Friday Night.

Am I reaching for feeling like we made love?

Perhaps I confuse pleasure with love. 

It’s different than it has ever been with a lover. Normally, the pleasure I’ve felt has been the natural byproduct of sex, of stimulating places rife with nerve endings. 

You give me pleasure that my body cannot produce on its own. 

I cried out the first time that I was in ecstasy and it has only intensified. 

So, you see now that I can’t help it. I love you for what you’ve given me: pleasure unmarred by pain. 

I fear that I may frighten you. I must emphasize that it’s a quiet love. 

It’s not a possessive, romantic love. I don’t seek to infringe on your lifestyle or restrict your masculinity, a masculinity so delicious, so hot it would be an embarrassment to even try to impose my will upon it. 

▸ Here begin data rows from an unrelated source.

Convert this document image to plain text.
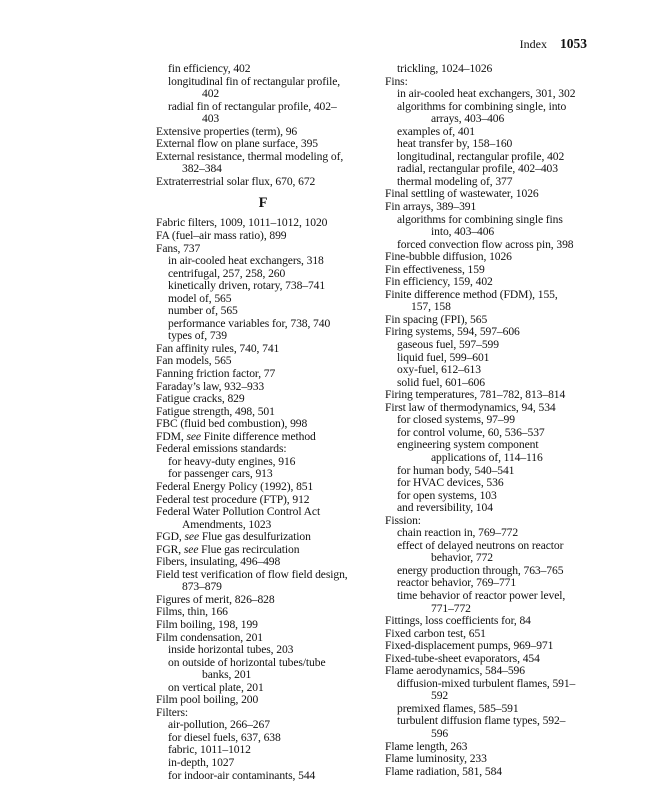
Index 1053
fin efficiency, 402
longitudinal fin of rectangular profile,
402
radial fin of rectangular profile, 402–
403
Extensive properties (term), 96
External flow on plane surface, 395
External resistance, thermal modeling of,
382–384
Extraterrestrial solar flux, 670, 672
F
Fabric filters, 1009, 1011–1012, 1020
FA (fuel–air mass ratio), 899
Fans, 737
in air-cooled heat exchangers, 318
centrifugal, 257, 258, 260
kinetically driven, rotary, 738–741
model of, 565
number of, 565
performance variables for, 738, 740
types of, 739
Fan affinity rules, 740, 741
Fan models, 565
Fanning friction factor, 77
Faraday’s law, 932–933
Fatigue cracks, 829
Fatigue strength, 498, 501
FBC (fluid bed combustion), 998
FDM, see Finite difference method
Federal emissions standards:
for heavy-duty engines, 916
for passenger cars, 913
Federal Energy Policy (1992), 851
Federal test procedure (FTP), 912
Federal Water Pollution Control Act
Amendments, 1023
FGD, see Flue gas desulfurization
FGR, see Flue gas recirculation
Fibers, insulating, 496–498
Field test verification of flow field design,
873–879
Figures of merit, 826–828
Films, thin, 166
Film boiling, 198, 199
Film condensation, 201
inside horizontal tubes, 203
on outside of horizontal tubes/tube
banks, 201
on vertical plate, 201
Film pool boiling, 200
Filters:
air-pollution, 266–267
for diesel fuels, 637, 638
fabric, 1011–1012
in-depth, 1027
for indoor-air contaminants, 544
trickling, 1024–1026
Fins:
in air-cooled heat exchangers, 301, 302
algorithms for combining single, into
arrays, 403–406
examples of, 401
heat transfer by, 158–160
longitudinal, rectangular profile, 402
radial, rectangular profile, 402–403
thermal modeling of, 377
Final settling of wastewater, 1026
Fin arrays, 389–391
algorithms for combining single fins
into, 403–406
forced convection flow across pin, 398
Fine-bubble diffusion, 1026
Fin effectiveness, 159
Fin efficiency, 159, 402
Finite difference method (FDM), 155,
157, 158
Fin spacing (FPI), 565
Firing systems, 594, 597–606
gaseous fuel, 597–599
liquid fuel, 599–601
oxy-fuel, 612–613
solid fuel, 601–606
Firing temperatures, 781–782, 813–814
First law of thermodynamics, 94, 534
for closed systems, 97–99
for control volume, 60, 536–537
engineering system component
applications of, 114–116
for human body, 540–541
for HVAC devices, 536
for open systems, 103
and reversibility, 104
Fission:
chain reaction in, 769–772
effect of delayed neutrons on reactor
behavior, 772
energy production through, 763–765
reactor behavior, 769–771
time behavior of reactor power level,
771–772
Fittings, loss coefficients for, 84
Fixed carbon test, 651
Fixed-displacement pumps, 969–971
Fixed-tube-sheet evaporators, 454
Flame aerodynamics, 584–596
diffusion-mixed turbulent flames, 591–
592
premixed flames, 585–591
turbulent diffusion flame types, 592–
596
Flame length, 263
Flame luminosity, 233
Flame radiation, 581, 584
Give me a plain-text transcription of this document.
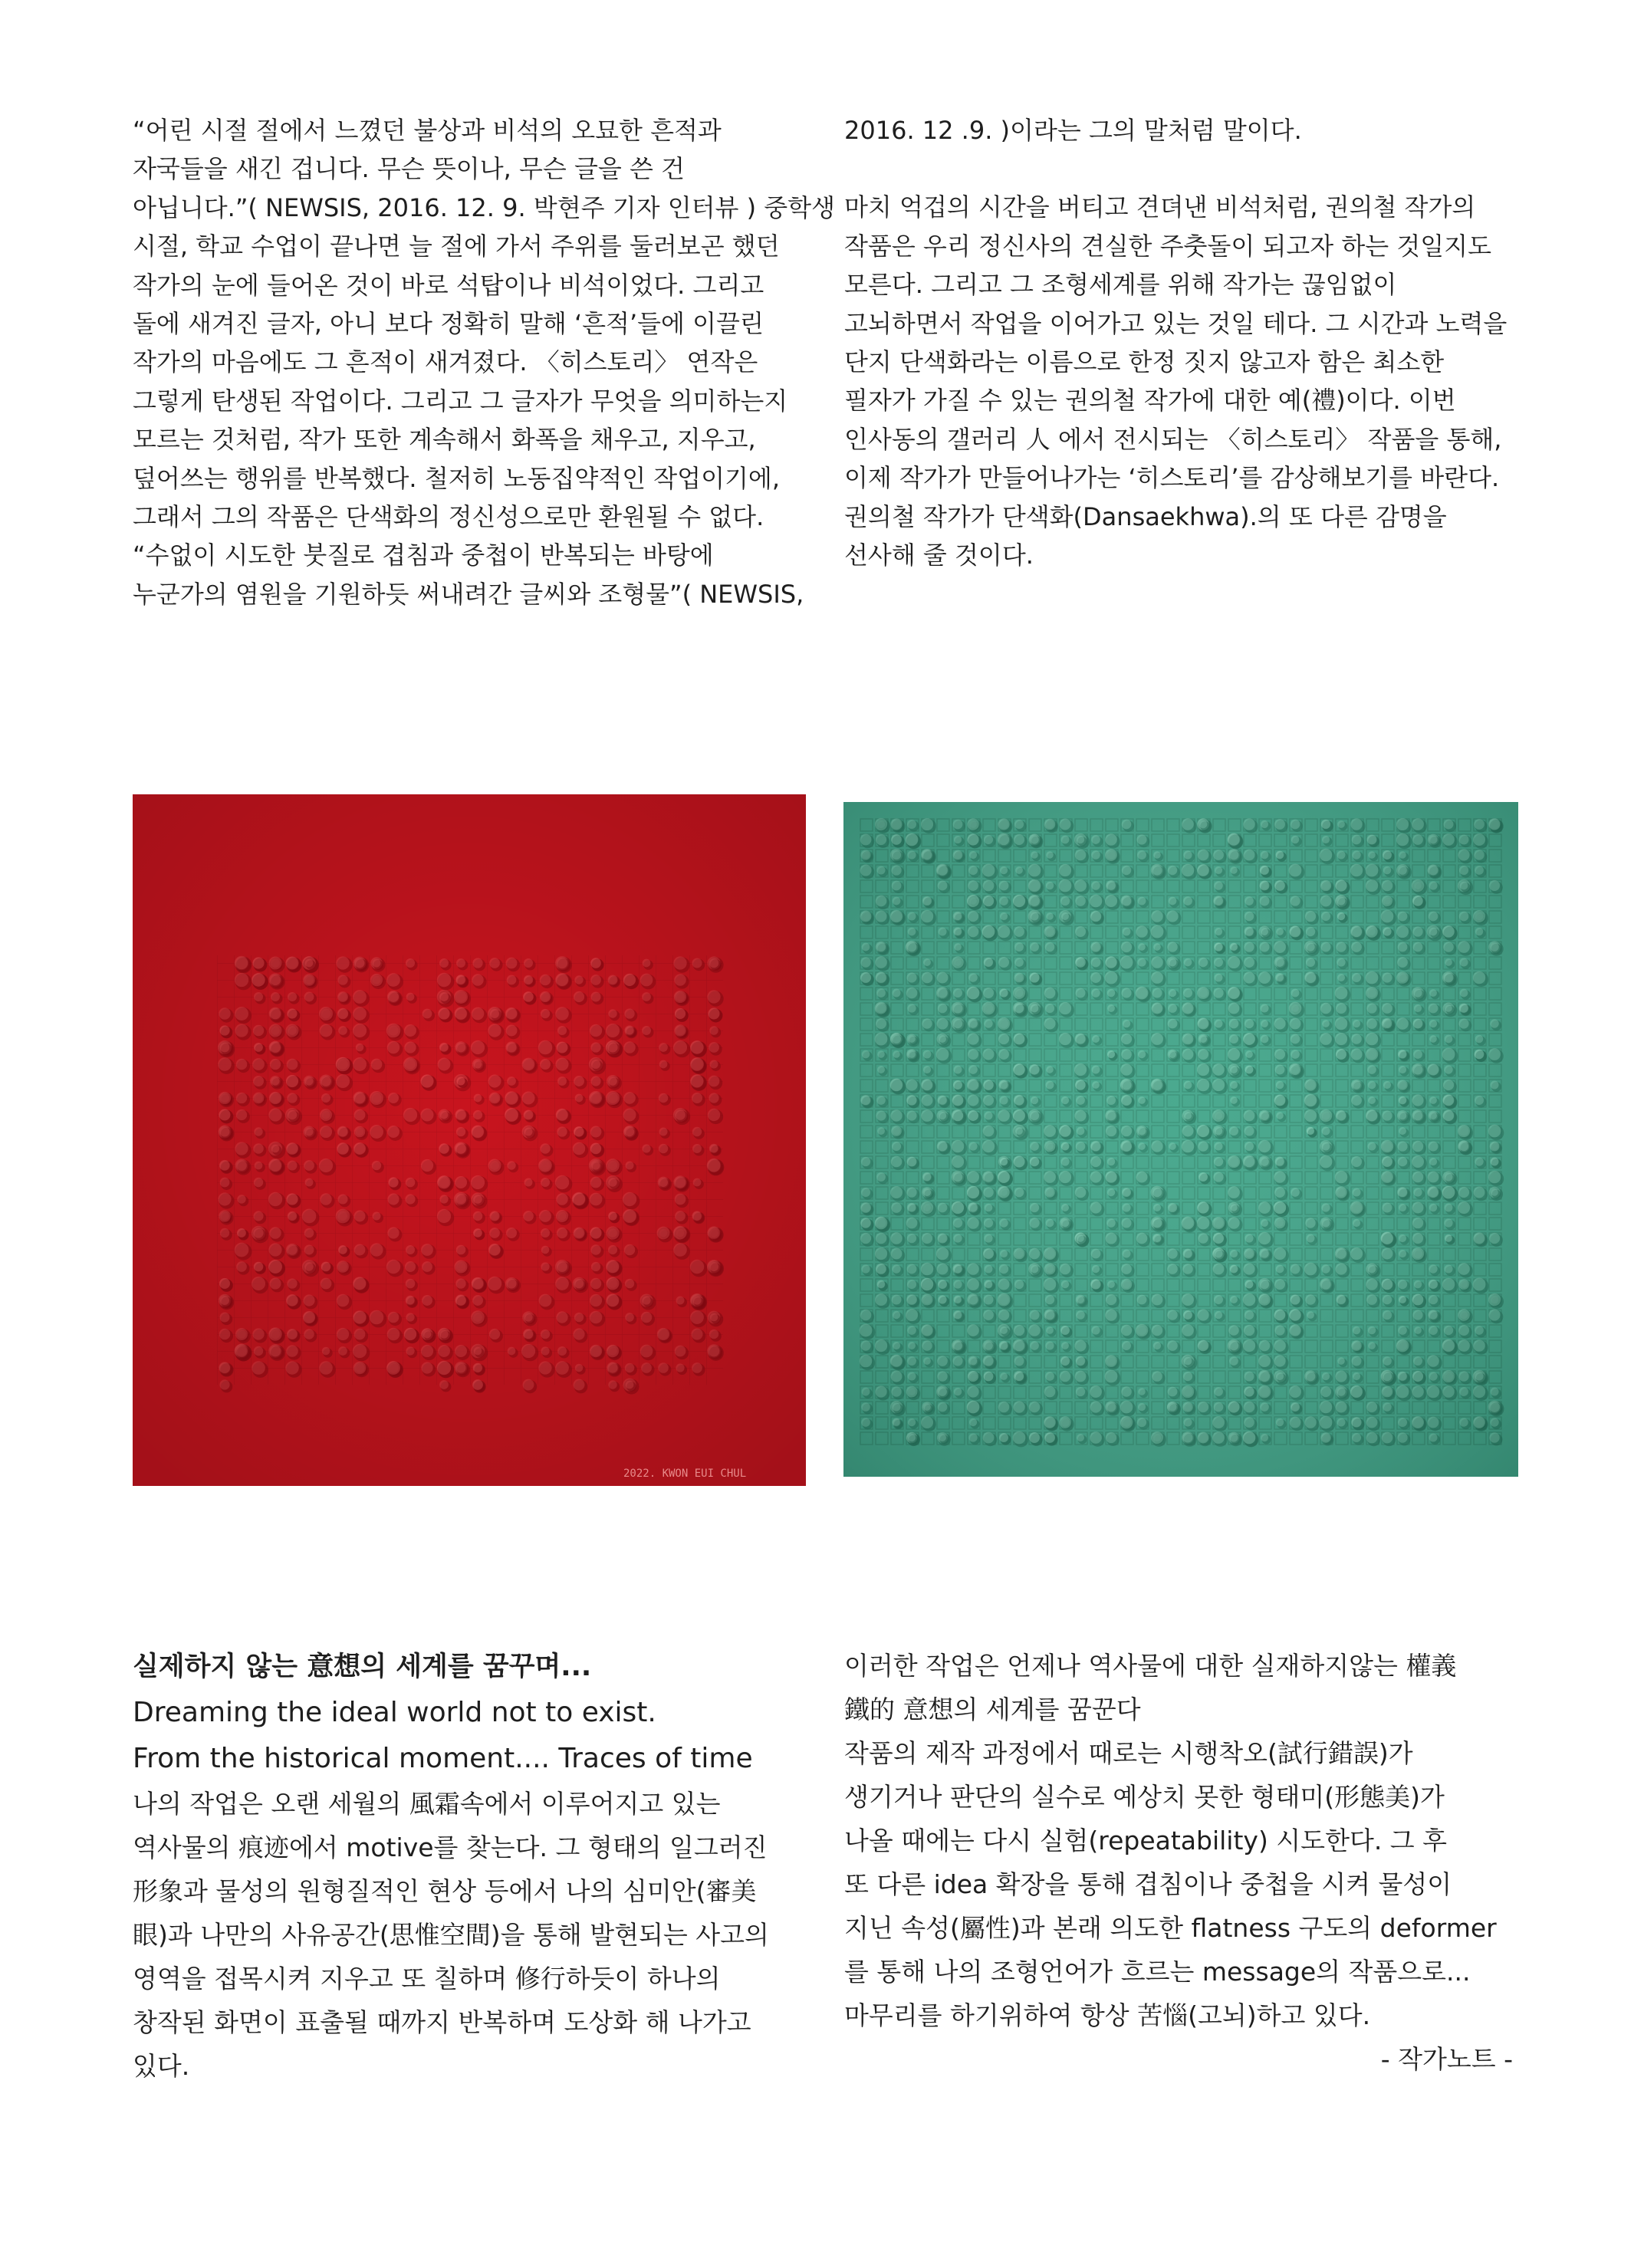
“어린 시절 절에서 느꼈던 불상과 비석의 오묘한 흔적과
자국들을 새긴 겁니다. 무슨 뜻이나, 무슨 글을 쓴 건
아닙니다.”( NEWSIS, 2016. 12. 9. 박현주 기자 인터뷰 ) 중학생
시절, 학교 수업이 끝나면 늘 절에 가서 주위를 둘러보곤 했던
작가의 눈에 들어온 것이 바로 석탑이나 비석이었다. 그리고
돌에 새겨진 글자, 아니 보다 정확히 말해 ‘흔적’들에 이끌린
작가의 마음에도 그 흔적이 새겨졌다. 〈히스토리〉 연작은
그렇게 탄생된 작업이다. 그리고 그 글자가 무엇을 의미하는지
모르는 것처럼, 작가 또한 계속해서 화폭을 채우고, 지우고,
덮어쓰는 행위를 반복했다. 철저히 노동집약적인 작업이기에,
그래서 그의 작품은 단색화의 정신성으로만 환원될 수 없다.
“수없이 시도한 붓질로 겹침과 중첩이 반복되는 바탕에
누군가의 염원을 기원하듯 써내려간 글씨와 조형물”( NEWSIS,

2016. 12 .9. )이라는 그의 말처럼 말이다.

마치 억겁의 시간을 버티고 견뎌낸 비석처럼, 권의철 작가의
작품은 우리 정신사의 견실한 주춧돌이 되고자 하는 것일지도
모른다. 그리고 그 조형세계를 위해 작가는 끊임없이
고뇌하면서 작업을 이어가고 있는 것일 테다. 그 시간과 노력을
단지 단색화라는 이름으로 한정 짓지 않고자 함은 최소한
필자가 가질 수 있는 권의철 작가에 대한 예(禮)이다. 이번
인사동의 갤러리 人 에서 전시되는 〈히스토리〉 작품을 통해,
이제 작가가 만들어나가는 ‘히스토리’를 감상해보기를 바란다.
권의철 작가가 단색화(Dansaekhwa).의 또 다른 감명을
선사해 줄 것이다.

2022. KWON EUI CHUL

실제하지 않는 意想의 세계를 꿈꾸며...

Dreaming the ideal world not to exist.

From the historical moment.... Traces of time

나의 작업은 오랜 세월의 風霜속에서 이루어지고 있는
역사물의 痕迹에서 motive를 찾는다. 그 형태의 일그러진
形象과 물성의 원형질적인 현상 등에서 나의 심미안(審美
眼)과 나만의 사유공간(思惟空間)을 통해 발현되는 사고의
영역을 접목시켜 지우고 또 칠하며 修行하듯이 하나의
창작된 화면이 표출될 때까지 반복하며 도상화 해 나가고
있다.

이러한 작업은 언제나 역사물에 대한 실재하지않는 權義
鐵的 意想의 세계를 꿈꾼다
작품의 제작 과정에서 때로는 시행착오(試行錯誤)가
생기거나 판단의 실수로 예상치 못한 형태미(形態美)가
나올 때에는 다시 실험(repeatability) 시도한다. 그 후
또 다른 idea 확장을 통해 겹침이나 중첩을 시켜 물성이
지닌 속성(屬性)과 본래 의도한 flatness 구도의 deformer
를 통해 나의 조형언어가 흐르는 message의 작품으로...
마무리를 하기위하여 항상 苦惱(고뇌)하고 있다.

- 작가노트 -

It’s a quiet love born out of gratitude for an invaluable gift. I carry it deep within my blooming flower, a woman’s true heart, for life.

If you stay, it will evolve into a quasi-religious devotion to you, my lord. You may be surprised that such a willful girl will gleefully submit to you! Intellectually, you encourage me to spar. The respect you show for my intellect and, naturally, the respect I have for yours only augments my desire to prostrate myself before you in matters of love and sex.